Beaulieu also pointed out that government-based short-term stimulative drivers are supported by long-term labor shortages in developed countries. The U.S.’ fertility rate stands at 2.06, while most European countries are below 2.0 and Asian countries are at or near the “no return” rate of 1.3. Beaulieu said that no country has recovered from a fertility rate below 1.3, or approximately where Russia is today.

These short- and long-term drivers, along with other factors, are why AIA’s Kellett says he expects the North American machine vision market to perform well in 2012 and beyond, led by semiconductors and automobiles, food and beverage, and energy production (petroleum and coal). Kellett calls for an average growth rate in the machine vision market of 4.3% in 2012, which represents a return to the long-term machine vision market growth trend since 2002. Both Kellett and Beaulieu say they believe in the long-term profitability of the automation market as developed countries seek to increase productivity in the face of shrinking labor pools.

Growth Markets
Analysts expect automotive, semiconductor, and consumer electronics markets will continue to lead growth in the manufacturing sector, but there are other opportunities, too.

“We’ve seen tremendous growth across all four of our segments – namely robot guidance, defect detection, assembly verification, and tracking,” says Nicholas Tebeau, Manager, Vision Solutions Business Unit Industrial Solutions at LEONI Vision Solutions (Lake Orion, Michigan). “We chalk that up to both strong market growth and the LEONI’s relatively new entry into the machine vision automation market from our traditional support of the robotics industry.”

“During the downturn,” Tebeau continues, “automotive companies in particular were pressured to make their business as profitable as possible by cutting waste. During the recession, companies didn’t have money to invest, but now they do. And now that the market has turned slightly, we don’t expect them to stop looking for ways to cut waste and increase productivity.”

When it comes to new markets, Tebeau and Beaulieu had one common focus out of many: namely the food and beverage market. “There’s been a lot of interest from the U.S. government wanting the food industry to use product-level tracking. It wasn’t too long ago that food-packaging companies didn’t think much about machine vision for product tracking. Today, they know about the technology and what it can do, and I think we can take that as an indicator of significant growth opportunities in that market,” said Tebeau.

The Time Is Now
Veteran machine vision integrator David Wyatt, CEO of Automation Doctor Inc. (Mishawaka, Indiana), says that that machine vision should look to the strengths of the next generation to see where growth will come. “I think you’re going to see a lot of young entrepreneurs entering the integration business, just like Tom Brennan at Artemis Vision (Denver, Colorado).

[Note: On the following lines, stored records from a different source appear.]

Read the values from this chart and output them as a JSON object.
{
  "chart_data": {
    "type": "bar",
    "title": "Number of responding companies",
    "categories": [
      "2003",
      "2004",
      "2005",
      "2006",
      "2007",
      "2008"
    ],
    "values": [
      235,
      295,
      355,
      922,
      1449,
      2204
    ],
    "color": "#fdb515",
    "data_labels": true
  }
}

After speaking with Tom I was struck by the new tools and methods that young integrators bring to the market place - software mainly. Tom and I, for instance, are two of only 18 advanced AIA Certified Vision Professionals. It is encouraging that the younger generation is looking to AIA certification so early.

Wyatt wasn’t the only person at the AIA Business Conference talking about adopting new tools to boost sales and improve customer service. Beaulieu lists 11 items on his automation company’s strategic ”to-do” list. First, while money is cheap, it is important to lock in low rates for the long term. Borrow now to keep cash available for the slight recession predicted in 2014 and potentially more drastic recession of 2019. In the meantime, spend money hiring talent, training, and buying productivity-enhancing tools while the market stays hot for the next five to six years. Beaulieu suggests now is the time to invest in your company, spend on advertising and market research, and capitalize on what will be a growth market for the next several years. Consider raising prices, buying rather than leasing land, and working on what’s next for your business.